If there's a discriminator, such clients can at least tell that there's an option selected that they don't understand, rather than just seeing nothing selected at all.
The ability to log good errors (e.g. "Unsupported frob type:
'Periodic'" vs "Unknown frob type") is nice but does it justify the
use of discriminators everywhere?
This is always the argument - can
we avoid one extra line of YAML?
The update problem seems resolvable as long as you have the before and
after, right? I know this is super subtle, so I am trying to think
thru all the skew possibilities.
It seems OK? Am I missing
something? It feels like we should document one-ofs as "if you see no
value in a one-of, assume it was something you don't understand".

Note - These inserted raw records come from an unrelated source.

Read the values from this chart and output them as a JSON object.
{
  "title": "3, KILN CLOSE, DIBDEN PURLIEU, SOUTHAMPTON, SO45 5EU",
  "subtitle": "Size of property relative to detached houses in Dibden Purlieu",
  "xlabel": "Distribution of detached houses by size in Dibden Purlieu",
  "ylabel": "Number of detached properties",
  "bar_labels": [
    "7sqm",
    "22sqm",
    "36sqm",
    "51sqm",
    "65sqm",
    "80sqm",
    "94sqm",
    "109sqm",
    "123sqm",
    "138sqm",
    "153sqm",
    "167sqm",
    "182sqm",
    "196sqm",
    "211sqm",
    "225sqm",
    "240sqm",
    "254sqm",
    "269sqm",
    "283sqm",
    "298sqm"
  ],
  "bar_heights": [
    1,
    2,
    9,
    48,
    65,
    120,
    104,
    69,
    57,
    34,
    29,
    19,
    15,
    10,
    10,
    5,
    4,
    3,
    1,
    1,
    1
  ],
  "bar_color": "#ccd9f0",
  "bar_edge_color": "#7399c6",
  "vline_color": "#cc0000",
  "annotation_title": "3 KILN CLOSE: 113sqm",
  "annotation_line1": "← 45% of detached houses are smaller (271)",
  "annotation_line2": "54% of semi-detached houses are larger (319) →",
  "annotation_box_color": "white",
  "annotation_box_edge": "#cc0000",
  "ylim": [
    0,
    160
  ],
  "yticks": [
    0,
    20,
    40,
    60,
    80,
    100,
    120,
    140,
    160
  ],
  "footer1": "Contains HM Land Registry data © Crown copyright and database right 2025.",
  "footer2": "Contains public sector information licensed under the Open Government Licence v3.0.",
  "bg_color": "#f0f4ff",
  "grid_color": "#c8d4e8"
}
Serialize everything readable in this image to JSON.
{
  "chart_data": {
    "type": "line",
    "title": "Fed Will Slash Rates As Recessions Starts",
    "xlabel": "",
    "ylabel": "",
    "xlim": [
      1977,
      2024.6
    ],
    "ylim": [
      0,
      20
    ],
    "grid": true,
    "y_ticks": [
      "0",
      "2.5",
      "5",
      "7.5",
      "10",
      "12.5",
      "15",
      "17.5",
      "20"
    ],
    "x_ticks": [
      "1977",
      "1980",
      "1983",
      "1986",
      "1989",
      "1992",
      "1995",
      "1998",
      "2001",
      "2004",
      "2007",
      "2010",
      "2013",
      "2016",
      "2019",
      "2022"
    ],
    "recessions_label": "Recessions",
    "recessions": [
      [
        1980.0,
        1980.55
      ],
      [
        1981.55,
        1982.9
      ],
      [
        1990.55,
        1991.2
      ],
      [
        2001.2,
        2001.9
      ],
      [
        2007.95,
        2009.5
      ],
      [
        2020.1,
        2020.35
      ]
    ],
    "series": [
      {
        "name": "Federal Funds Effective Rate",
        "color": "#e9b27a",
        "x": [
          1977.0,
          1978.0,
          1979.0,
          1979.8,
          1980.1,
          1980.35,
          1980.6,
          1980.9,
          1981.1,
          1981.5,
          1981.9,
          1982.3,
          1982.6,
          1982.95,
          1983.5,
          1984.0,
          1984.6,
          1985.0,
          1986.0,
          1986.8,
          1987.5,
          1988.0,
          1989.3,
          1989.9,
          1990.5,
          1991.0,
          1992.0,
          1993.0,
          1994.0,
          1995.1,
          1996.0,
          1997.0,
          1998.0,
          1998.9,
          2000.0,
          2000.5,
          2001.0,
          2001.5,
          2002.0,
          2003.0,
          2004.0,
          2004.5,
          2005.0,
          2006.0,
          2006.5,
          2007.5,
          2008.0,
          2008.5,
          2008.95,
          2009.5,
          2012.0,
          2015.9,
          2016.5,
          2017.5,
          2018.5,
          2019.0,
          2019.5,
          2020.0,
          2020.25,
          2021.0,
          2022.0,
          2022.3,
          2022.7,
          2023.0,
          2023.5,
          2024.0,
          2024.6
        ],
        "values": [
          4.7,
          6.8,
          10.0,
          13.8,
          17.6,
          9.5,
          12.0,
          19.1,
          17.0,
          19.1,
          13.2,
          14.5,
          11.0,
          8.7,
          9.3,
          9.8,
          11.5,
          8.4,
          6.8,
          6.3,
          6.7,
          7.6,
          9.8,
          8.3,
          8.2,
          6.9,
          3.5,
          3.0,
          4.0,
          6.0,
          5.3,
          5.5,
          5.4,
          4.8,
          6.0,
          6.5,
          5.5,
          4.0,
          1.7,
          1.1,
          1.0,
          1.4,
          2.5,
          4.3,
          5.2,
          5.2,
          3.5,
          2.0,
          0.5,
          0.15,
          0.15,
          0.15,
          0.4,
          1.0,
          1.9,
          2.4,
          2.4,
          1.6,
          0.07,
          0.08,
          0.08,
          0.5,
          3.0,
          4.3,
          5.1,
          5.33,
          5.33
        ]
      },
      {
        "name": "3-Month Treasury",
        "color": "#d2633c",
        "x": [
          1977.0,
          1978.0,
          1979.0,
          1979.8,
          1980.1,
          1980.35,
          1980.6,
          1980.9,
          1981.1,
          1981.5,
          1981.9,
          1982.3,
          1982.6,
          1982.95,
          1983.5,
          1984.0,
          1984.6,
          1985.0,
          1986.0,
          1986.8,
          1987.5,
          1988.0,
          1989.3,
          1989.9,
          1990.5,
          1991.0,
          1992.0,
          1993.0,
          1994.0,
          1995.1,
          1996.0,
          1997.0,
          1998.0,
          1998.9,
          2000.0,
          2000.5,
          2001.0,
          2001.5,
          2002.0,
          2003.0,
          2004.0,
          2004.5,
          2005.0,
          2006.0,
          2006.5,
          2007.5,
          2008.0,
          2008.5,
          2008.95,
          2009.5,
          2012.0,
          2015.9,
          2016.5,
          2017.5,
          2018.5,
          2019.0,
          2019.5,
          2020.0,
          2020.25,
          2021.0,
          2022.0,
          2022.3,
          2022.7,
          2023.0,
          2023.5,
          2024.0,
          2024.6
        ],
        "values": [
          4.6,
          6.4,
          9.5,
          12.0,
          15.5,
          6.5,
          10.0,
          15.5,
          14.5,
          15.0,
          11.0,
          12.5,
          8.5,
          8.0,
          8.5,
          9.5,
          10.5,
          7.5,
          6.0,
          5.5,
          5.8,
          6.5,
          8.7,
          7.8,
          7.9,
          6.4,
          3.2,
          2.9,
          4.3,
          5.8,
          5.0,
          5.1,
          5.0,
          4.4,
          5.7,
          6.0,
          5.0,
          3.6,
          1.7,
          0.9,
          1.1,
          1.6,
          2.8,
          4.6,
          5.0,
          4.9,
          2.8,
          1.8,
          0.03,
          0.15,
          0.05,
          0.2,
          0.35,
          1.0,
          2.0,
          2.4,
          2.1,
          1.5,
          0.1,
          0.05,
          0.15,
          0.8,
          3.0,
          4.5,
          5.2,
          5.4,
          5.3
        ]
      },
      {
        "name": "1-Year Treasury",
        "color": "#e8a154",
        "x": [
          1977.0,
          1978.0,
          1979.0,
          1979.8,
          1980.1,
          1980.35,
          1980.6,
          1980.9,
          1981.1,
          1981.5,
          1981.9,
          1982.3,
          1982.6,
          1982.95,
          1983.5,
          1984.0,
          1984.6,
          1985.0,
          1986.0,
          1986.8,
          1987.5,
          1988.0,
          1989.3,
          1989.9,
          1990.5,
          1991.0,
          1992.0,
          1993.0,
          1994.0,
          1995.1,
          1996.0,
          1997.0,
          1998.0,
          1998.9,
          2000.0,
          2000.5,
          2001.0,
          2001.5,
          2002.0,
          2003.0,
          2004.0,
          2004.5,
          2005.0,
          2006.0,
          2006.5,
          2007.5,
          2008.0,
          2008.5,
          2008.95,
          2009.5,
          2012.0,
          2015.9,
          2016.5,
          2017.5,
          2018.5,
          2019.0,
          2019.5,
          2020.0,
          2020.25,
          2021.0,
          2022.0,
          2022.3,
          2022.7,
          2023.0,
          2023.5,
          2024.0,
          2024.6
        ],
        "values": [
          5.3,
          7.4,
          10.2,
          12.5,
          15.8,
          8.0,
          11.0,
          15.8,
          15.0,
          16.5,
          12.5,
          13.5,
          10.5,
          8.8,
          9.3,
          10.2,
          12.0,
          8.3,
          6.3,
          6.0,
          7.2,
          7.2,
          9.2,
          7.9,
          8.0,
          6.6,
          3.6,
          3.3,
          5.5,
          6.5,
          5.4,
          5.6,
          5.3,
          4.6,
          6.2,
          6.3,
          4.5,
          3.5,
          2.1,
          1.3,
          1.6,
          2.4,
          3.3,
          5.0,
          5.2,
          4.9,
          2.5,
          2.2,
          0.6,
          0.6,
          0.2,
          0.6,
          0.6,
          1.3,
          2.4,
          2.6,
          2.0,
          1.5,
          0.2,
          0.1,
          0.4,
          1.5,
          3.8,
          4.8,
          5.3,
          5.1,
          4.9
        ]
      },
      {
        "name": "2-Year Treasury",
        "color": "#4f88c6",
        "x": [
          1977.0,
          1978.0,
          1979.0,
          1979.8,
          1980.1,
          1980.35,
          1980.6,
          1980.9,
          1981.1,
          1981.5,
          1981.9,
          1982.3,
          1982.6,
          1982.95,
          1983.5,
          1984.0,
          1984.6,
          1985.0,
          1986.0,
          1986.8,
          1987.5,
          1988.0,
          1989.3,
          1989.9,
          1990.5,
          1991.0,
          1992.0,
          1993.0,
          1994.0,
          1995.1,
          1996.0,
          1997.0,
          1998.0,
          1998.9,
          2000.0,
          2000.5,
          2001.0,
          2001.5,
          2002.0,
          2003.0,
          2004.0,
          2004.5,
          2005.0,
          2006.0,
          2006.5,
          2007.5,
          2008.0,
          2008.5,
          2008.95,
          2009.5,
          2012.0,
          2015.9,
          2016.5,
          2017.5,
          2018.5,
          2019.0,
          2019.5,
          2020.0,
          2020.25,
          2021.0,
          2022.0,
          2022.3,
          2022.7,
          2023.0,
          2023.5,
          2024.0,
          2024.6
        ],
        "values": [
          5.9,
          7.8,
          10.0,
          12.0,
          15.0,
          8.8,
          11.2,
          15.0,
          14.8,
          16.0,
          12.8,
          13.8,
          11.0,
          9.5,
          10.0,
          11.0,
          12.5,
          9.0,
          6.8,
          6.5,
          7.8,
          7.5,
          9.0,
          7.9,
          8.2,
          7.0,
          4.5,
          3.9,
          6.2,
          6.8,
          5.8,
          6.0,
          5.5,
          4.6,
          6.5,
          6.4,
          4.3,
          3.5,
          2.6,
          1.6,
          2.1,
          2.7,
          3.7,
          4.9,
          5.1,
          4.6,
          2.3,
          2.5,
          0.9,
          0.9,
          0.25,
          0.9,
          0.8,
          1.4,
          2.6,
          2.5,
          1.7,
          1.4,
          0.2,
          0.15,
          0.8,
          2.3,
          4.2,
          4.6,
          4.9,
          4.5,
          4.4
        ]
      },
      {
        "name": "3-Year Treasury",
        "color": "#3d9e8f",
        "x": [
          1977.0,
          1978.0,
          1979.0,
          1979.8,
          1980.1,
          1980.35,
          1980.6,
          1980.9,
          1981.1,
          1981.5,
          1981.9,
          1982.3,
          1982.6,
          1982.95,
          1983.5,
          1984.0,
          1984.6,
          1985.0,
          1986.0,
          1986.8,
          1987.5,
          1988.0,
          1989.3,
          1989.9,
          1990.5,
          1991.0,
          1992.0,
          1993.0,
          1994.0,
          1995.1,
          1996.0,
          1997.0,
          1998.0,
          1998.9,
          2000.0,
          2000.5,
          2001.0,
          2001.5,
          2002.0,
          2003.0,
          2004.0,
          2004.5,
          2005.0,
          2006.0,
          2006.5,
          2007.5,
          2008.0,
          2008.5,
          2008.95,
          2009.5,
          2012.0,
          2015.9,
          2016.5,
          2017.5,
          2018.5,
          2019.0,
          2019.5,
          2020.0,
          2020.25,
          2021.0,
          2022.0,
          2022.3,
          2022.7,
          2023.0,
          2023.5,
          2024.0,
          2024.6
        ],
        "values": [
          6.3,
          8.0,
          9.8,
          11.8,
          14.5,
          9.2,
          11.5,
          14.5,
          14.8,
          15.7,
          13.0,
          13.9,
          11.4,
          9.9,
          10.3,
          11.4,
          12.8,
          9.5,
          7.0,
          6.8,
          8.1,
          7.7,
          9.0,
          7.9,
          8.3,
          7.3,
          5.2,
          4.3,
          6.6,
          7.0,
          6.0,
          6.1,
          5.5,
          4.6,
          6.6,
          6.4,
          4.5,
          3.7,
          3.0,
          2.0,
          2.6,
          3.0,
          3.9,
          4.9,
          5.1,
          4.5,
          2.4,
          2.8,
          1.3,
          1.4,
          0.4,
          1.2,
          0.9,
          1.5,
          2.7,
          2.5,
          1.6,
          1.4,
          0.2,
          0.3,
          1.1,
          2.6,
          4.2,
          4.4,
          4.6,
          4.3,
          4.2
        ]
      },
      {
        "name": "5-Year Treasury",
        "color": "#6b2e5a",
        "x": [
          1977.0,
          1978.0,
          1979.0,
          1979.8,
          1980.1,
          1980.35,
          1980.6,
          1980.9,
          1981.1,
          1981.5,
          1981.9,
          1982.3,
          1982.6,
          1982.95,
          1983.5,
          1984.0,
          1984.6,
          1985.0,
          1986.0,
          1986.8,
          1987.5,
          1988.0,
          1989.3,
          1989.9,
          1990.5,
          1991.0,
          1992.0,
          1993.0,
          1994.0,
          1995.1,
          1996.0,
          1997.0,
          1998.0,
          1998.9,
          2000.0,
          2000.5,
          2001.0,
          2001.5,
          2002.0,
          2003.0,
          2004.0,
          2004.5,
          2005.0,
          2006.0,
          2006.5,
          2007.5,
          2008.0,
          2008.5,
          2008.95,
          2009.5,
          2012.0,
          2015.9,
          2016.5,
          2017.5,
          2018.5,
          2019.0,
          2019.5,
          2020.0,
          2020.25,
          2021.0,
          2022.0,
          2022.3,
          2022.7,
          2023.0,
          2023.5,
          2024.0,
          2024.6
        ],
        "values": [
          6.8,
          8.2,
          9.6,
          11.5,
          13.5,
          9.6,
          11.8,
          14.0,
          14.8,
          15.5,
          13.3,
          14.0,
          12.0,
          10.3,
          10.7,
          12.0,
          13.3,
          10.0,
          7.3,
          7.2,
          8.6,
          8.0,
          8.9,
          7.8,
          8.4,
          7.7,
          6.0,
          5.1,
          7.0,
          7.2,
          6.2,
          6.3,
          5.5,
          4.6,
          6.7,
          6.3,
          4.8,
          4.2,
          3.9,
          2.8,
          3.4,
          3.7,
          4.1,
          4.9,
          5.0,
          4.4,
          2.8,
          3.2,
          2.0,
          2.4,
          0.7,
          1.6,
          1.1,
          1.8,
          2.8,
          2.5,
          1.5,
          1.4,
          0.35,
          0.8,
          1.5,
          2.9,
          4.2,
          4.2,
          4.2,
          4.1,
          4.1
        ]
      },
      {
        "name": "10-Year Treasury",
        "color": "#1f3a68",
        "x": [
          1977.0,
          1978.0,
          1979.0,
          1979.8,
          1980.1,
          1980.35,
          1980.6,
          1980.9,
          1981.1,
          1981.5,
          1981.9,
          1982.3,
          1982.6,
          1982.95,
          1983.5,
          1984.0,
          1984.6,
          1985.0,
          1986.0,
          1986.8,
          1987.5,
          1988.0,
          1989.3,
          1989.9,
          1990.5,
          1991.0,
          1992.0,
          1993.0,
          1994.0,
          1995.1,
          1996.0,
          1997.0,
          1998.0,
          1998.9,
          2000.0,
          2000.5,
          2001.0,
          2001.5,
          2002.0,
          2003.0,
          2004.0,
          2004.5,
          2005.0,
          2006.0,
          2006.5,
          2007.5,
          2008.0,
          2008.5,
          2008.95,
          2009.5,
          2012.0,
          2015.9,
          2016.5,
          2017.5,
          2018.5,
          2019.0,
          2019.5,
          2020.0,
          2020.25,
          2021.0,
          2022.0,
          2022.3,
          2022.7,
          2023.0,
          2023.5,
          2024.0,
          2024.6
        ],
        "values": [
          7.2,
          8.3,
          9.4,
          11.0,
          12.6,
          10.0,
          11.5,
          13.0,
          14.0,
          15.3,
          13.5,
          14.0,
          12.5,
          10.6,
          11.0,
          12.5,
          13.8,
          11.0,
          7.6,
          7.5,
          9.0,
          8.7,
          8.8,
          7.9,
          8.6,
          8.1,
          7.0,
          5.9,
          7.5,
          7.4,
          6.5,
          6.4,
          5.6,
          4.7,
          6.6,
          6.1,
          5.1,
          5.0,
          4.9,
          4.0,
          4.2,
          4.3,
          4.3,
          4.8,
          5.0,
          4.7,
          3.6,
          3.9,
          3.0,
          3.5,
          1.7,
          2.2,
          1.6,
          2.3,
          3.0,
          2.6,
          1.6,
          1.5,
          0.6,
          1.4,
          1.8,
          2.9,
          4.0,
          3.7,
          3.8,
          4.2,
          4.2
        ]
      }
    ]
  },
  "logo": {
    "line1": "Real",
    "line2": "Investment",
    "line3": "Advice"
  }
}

Some trouble we had was with the verbosity imposed by discriminators. Since there are already type specific fields, it is rather odd for the user to also have to specify which type they're setting -- that ought to be implied by setting the type-specific fields:```// Feels redundant{ Type: A, A: MyConfigA{} }// This ought to be sufficient{ A: MyConfigA{} }```Also for CRDs (which as we understand all new API should start as CRDs before eventually being merged in) there's no easy way to ensure that the union discriminator and the type specific fields are in sync.
We can't do kube-apisever validation, and admission/validating webhooks are not considered a viable requirement to impose -- we can't ensure all users use the webhook.